Паскаль Брюкнер - Горькая луна Страница 24
Паскаль Брюкнер - Горькая луна читать онлайн бесплатно
Ребекка не принимала моих доводов и всегда находила возражения. Но я стоял на своем:
— Ты никогда не говорила себе, что мы мешаем друг другу, что ты вела бы другое, возможно, лучшее существование, если бы меня не было рядом? Ты не угадываешь ужасное будущее монотонности, зловещую развязку нашего союза?
Эти споры не имели выхода: каждый оставался на своих позициях, любая словесная баталия завершалась фальшивым уходом Ребекки, которая возвращалась час или день спустя, смиренная и преисполненная раскаяния.
У нее еще случались прекрасные вспышки, особенно по ночам: по мере приближения вечера она приходила в возбуждение, неуправляемое и разнузданное.
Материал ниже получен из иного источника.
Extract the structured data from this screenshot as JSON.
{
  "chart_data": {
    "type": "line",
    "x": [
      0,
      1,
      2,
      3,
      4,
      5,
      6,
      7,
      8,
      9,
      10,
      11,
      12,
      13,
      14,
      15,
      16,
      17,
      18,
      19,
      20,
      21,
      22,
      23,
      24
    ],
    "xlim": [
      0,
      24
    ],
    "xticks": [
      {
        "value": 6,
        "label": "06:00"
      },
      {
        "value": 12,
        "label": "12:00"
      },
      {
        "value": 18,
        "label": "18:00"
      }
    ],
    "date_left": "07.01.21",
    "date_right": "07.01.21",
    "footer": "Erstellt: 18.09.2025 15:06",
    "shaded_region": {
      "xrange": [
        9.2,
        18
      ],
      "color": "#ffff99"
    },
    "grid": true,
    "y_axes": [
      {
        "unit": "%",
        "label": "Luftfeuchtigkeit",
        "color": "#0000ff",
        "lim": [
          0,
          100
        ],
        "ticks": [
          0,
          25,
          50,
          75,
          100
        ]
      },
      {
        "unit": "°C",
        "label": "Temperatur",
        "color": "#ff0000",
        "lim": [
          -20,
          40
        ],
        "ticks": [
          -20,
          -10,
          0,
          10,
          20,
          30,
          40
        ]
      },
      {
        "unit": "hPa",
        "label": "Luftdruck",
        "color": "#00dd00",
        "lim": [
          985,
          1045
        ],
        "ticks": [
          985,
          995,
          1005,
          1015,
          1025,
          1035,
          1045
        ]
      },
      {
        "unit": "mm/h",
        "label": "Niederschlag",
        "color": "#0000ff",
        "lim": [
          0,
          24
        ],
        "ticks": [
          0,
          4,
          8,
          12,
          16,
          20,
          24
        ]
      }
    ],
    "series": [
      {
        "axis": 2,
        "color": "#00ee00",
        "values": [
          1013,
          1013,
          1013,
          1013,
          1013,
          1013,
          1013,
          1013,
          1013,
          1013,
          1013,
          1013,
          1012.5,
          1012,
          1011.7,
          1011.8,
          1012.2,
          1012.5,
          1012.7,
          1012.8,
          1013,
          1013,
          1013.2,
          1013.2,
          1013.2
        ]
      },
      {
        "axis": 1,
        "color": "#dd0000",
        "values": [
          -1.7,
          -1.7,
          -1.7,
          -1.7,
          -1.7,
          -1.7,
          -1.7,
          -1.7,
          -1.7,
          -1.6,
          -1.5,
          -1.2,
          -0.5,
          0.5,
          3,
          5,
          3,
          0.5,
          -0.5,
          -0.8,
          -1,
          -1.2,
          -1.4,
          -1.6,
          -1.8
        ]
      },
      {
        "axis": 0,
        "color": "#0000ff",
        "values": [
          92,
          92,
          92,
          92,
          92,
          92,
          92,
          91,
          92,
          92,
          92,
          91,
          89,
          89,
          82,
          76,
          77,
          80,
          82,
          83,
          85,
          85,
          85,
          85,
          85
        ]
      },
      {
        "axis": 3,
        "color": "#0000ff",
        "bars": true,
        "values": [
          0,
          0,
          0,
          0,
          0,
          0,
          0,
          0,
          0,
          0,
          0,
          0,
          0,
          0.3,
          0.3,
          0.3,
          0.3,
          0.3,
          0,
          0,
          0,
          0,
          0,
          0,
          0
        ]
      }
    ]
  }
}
Тогда, если нам предстояло отправиться к друзьям или в какое-нибудь общественное место, я опасался ее реакций. Из-за самой невинной реплики, из-за любого мимолетного, но слишком пристального взгляда на другую женщину она могла отхлестать меня по щекам, прилюдно выругать, швырнуть мне в лицо тарелку, угрожать ножом. Смехотворность публичной ссоры не страшила ее, совсем наоборот.
Я помню одну танцевальную вечеринку, когда она, выпив больше обычного, возбудилась до того, что плескала воду на головы тех, кто ей не нравился, каталась по полу, кудахтала как курица при любом остром словце, флиртовала со всеми мужчинами, разражалась истерическим смехом, который я совершенно не выносил, — и наконец оказалась в туалете, в полуобморочном состоянии, в луже рвоты, исторгнутой ее измученным желудком.
Нужно сказать вам, что мои друзья никогда не принимали Ребекку. Они упрекали ее за слишком крикливую манеру одеваться и яркую красоту, затмевавшую их тусклых подружек, хоть те и были барышнями благородных кровей, из хороших семей. Они бесились, что это дитя народа не желает знать своего места, пытается быть с ними на равных и даже соперничать. Все эти лжедеклассированные псевдолибералы, бывшие леваки, бывшие борцы за справедливость в общении с ней раскрывали свою истинную природу: она оставалась изгнанницей в этом прекрасном свете, который принимал ее через губу. С этими снобами Ребекка вела себя высокомерно и взбалмошно, презирала их за двойную игру, злилась на них за то, что они не желают признавать, кем являются на самом деле — обыкновенной привилегированной кастой. Когда доза унизительного пренебрежения оказывалась слишком сильной для нее, она напивалась, как на той вечеринке, о которой я вам рассказываю. Я отвез ее полуживую домой, взбешенный жалким зрелищем этого хмельного буйства, насмешками и шуточками не склонной к снисхождению публики.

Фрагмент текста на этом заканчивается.